About the Photographer
Spanish, b. 1965
Over a quarter of Brazil's population lives in poverty, with millions of people residing in the sprawling favelas of the nation's larger cities. In the absence of zoning regulations and infrastructure, the residents of these shanty towns freely modify and expand their dwellings, giving rise to a landscape in constant flux. The favelas take shape from within—a process of perpetual self-assembly—rather than being preplanned and formed from outside by those in positions of power. Artist Dionisio González digitally stitches together photographs of the favelas in São Paulo, Brazil into long panoramas, while integrating bits and pieces of pristine, contemporary architecture.
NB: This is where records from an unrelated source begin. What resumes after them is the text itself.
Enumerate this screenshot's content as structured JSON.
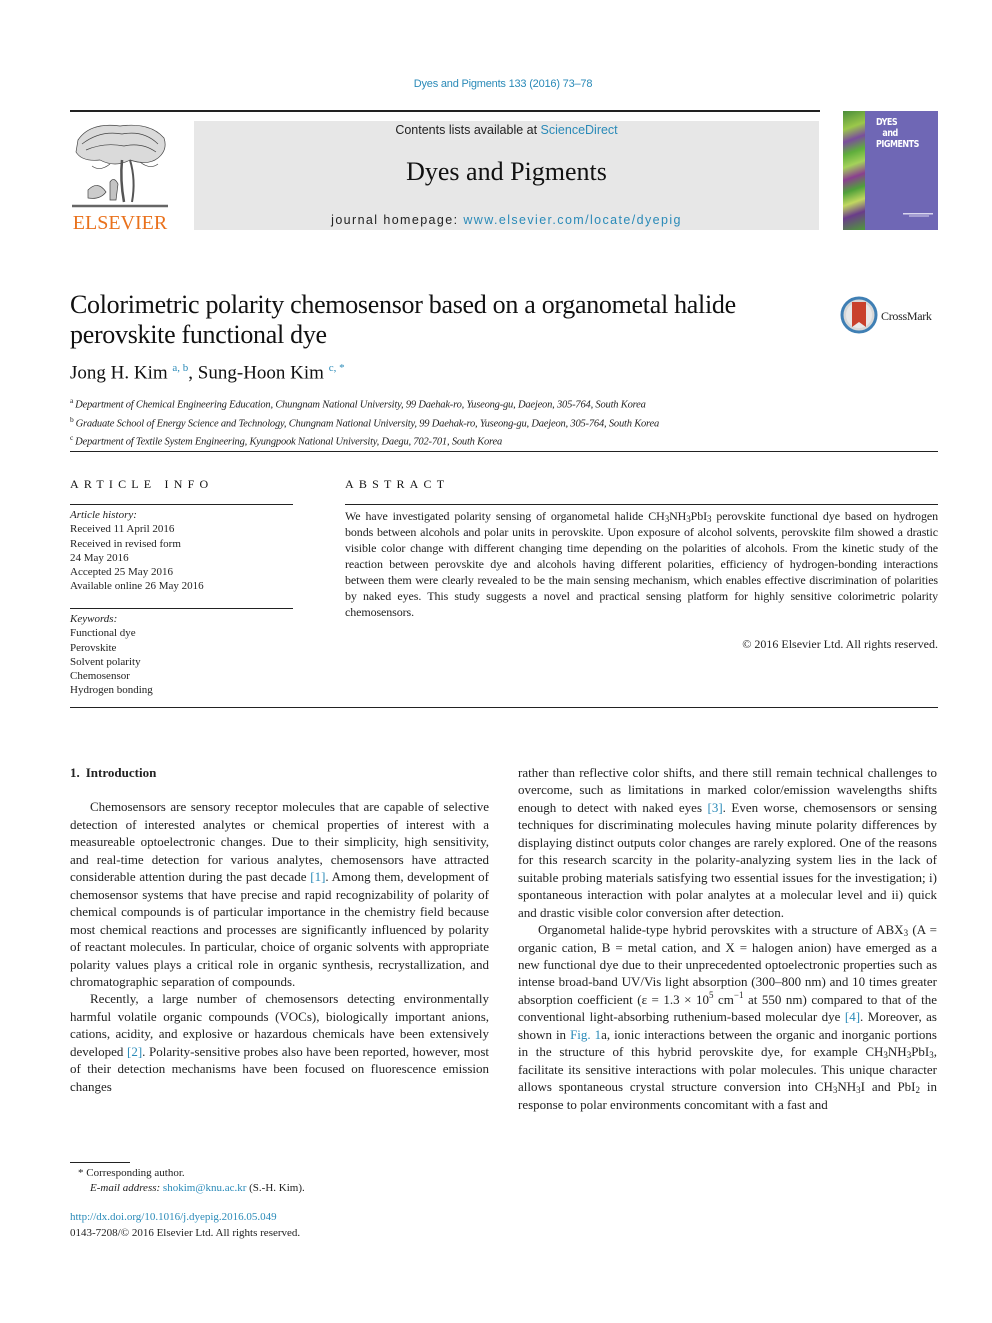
{
  "header": {
    "citation": "Dyes and Pigments 133 (2016) 73–78",
    "contents_prefix": "Contents lists available at ",
    "contents_link": "ScienceDirect",
    "journal_name": "Dyes and Pigments",
    "homepage_prefix": "journal homepage: ",
    "homepage_link": "www.elsevier.com/locate/dyepig",
    "publisher_logo_text": "ELSEVIER",
    "cover_title_lines": [
      "DYES",
      "and",
      "PIGMENTS"
    ],
    "colors": {
      "link": "#2a8ab8",
      "publisher_orange": "#e9711c",
      "banner_gray": "#e7e7e7",
      "cover_purple": "#6f67b5"
    }
  },
  "article": {
    "title_line1": "Colorimetric polarity chemosensor based on a organometal halide",
    "title_line2": "perovskite functional dye",
    "crossmark_label": "CrossMark",
    "authors": [
      {
        "name": "Jong H. Kim",
        "affil_marks": "a, b"
      },
      {
        "name": "Sung-Hoon Kim",
        "affil_marks": "c, *"
      }
    ],
    "author_separator": ", ",
    "affiliations": [
      {
        "mark": "a",
        "text": "Department of Chemical Engineering Education, Chungnam National University, 99 Daehak-ro, Yuseong-gu, Daejeon, 305-764, South Korea"
      },
      {
        "mark": "b",
        "text": "Graduate School of Energy Science and Technology, Chungnam National University, 99 Daehak-ro, Yuseong-gu, Daejeon, 305-764, South Korea"
      },
      {
        "mark": "c",
        "text": "Department of Textile System Engineering, Kyungpook National University, Daegu, 702-701, South Korea"
      }
    ]
  },
  "article_info": {
    "heading": "ARTICLE INFO",
    "history_label": "Article history:",
    "history": [
      "Received 11 April 2016",
      "Received in revised form",
      "24 May 2016",
      "Accepted 25 May 2016",
      "Available online 26 May 2016"
    ],
    "keywords_label": "Keywords:",
    "keywords": [
      "Functional dye",
      "Perovskite",
      "Solvent polarity",
      "Chemosensor",
      "Hydrogen bonding"
    ]
  },
  "abstract": {
    "heading": "ABSTRACT",
    "text_part1": "We have investigated polarity sensing of organometal halide ",
    "formula": [
      "CH",
      "3",
      "NH",
      "3",
      "PbI",
      "3"
    ],
    "text_part2": " perovskite functional dye based on hydrogen bonds between alcohols and polar units in perovskite. Upon exposure of alcohol solvents, perovskite film showed a drastic visible color change with different changing time depending on the polarities of alcohols. From the kinetic study of the reaction between perovskite dye and alcohols having different polarities, efficiency of hydrogen-bonding interactions between them were clearly revealed to be the main sensing mechanism, which enables effective discrimination of polarities by naked eyes. This study suggests a novel and practical sensing platform for highly sensitive colorimetric polarity chemosensors.",
    "copyright": "© 2016 Elsevier Ltd. All rights reserved."
  },
  "body": {
    "section_number": "1.",
    "section_title": "Introduction",
    "left_p1_a": "Chemosensors are sensory receptor molecules that are capable of selective detection of interested analytes or chemical properties of interest with a measureable optoelectronic changes. Due to their simplicity, high sensitivity, and real-time detection for various analytes, chemosensors have attracted considerable attention during the past decade ",
    "ref1": "[1]",
    "left_p1_b": ". Among them, development of chemosensor systems that have precise and rapid recognizability of polarity of chemical compounds is of particular importance in the chemistry field because most chemical reactions and processes are significantly influenced by polarity of reactant molecules. In particular, choice of organic solvents with appropriate polarity values plays a critical role in organic synthesis, recrystallization, and chromatographic separation of compounds.",
    "left_p2_a": "Recently, a large number of chemosensors detecting environmentally harmful volatile organic compounds (VOCs), biologically important anions, cations, acidity, and explosive or hazardous chemicals have been extensively developed ",
    "ref2": "[2]",
    "left_p2_b": ". Polarity-sensitive probes also have been reported, however, most of their detection mechanisms have been focused on fluorescence emission changes",
    "right_p1_a": "rather than reflective color shifts, and there still remain technical challenges to overcome, such as limitations in marked color/emission wavelengths shifts enough to detect with naked eyes ",
    "ref3": "[3]",
    "right_p1_b": ". Even worse, chemosensors or sensing techniques for discriminating molecules having minute polarity differences by displaying distinct outputs color changes are rarely explored. One of the reasons for this research scarcity in the polarity-analyzing system lies in the lack of suitable probing materials satisfying two essential issues for the investigation; i) spontaneous interaction with polar analytes at a molecular level and ii) quick and drastic visible color conversion after detection.",
    "right_p2_a": "Organometal halide-type hybrid perovskites with a structure of ABX",
    "right_p2_b": " (A = organic cation, B = metal cation, and X = halogen anion) have emerged as a new functional dye due to their unprecedented optoelectronic properties such as intense broad-band UV/Vis light absorption (300–800 nm) and 10 times greater absorption coefficient (ε = 1.3 × 10",
    "exp5": "5",
    "right_p2_c": " cm",
    "exp_neg1": "−1",
    "right_p2_d": " at 550 nm) compared to that of the conventional light-absorbing ruthenium-based molecular dye ",
    "ref4": "[4]",
    "right_p2_e": ". Moreover, as shown in ",
    "fig_ref": "Fig. 1",
    "right_p2_f": "a, ionic interactions between the organic and inorganic portions in the structure of this hybrid perovskite dye, for example CH",
    "right_p2_g": "NH",
    "right_p2_h": "PbI",
    "right_p2_i": ", facilitate its sensitive interactions with polar molecules. This unique character allows spontaneous crystal structure conversion into CH",
    "right_p2_j": "NH",
    "right_p2_k": "I and PbI",
    "right_p2_l": " in response to polar environments concomitant with a fast and",
    "sub3": "3",
    "sub2": "2"
  },
  "footer": {
    "corresponding_mark": "*",
    "corresponding_text": " Corresponding author.",
    "email_label": "E-mail address:",
    "email": "shokim@knu.ac.kr",
    "email_suffix": " (S.-H. Kim).",
    "doi": "http://dx.doi.org/10.1016/j.dyepig.2016.05.049",
    "issn_line": "0143-7208/© 2016 Elsevier Ltd. All rights reserved."
  }
}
The results plausibly combine existent and fictional components, blurring the border between document and fabrication. In contrast to more common representations of the favelas—which frequently sensationalize the prolific violence and destitution of the slums—González sympathetically portrays them as a distinctive culture and a fluid spatial model that might be embraced in future efforts to improve living conditions.
Eschewing the institutional desire to rebuild the slums with a "rational," ordered structure, González's photographs provide an alternative conceptual model for urban planning. His work, in this respect, is a response to the Brazilian government's failed urban renewal initiatives, such as the Proyecto Cingapura in São Paulo. These projects, which proceeded to demolish some of the country's favelas and relocate residents to new high-rise blocks of low-cost apartments nearby, have been criticized for neglecting to maintain the new buildings, for failing to consider the ways people actually live, and for placing unrealistic financial burdens on those who were supposed to benefit from them. As a hypothetical proposal rather than a set of specific plans, González's photographs are idealizations of the favelas—openly aestheticizing, and seductive in their detail, lush color, and formal vitality. At the same time though, his photographs are provocatively ambiguous, requiring us to weigh what we are seeing. In this light, his works are as much an an exploration in innovative urban design as they are an appeal for increased social responsibility.
González studied at the University of Seville where he received his PhD in Fine Art in 1996. He lives and works in Seville, Spain.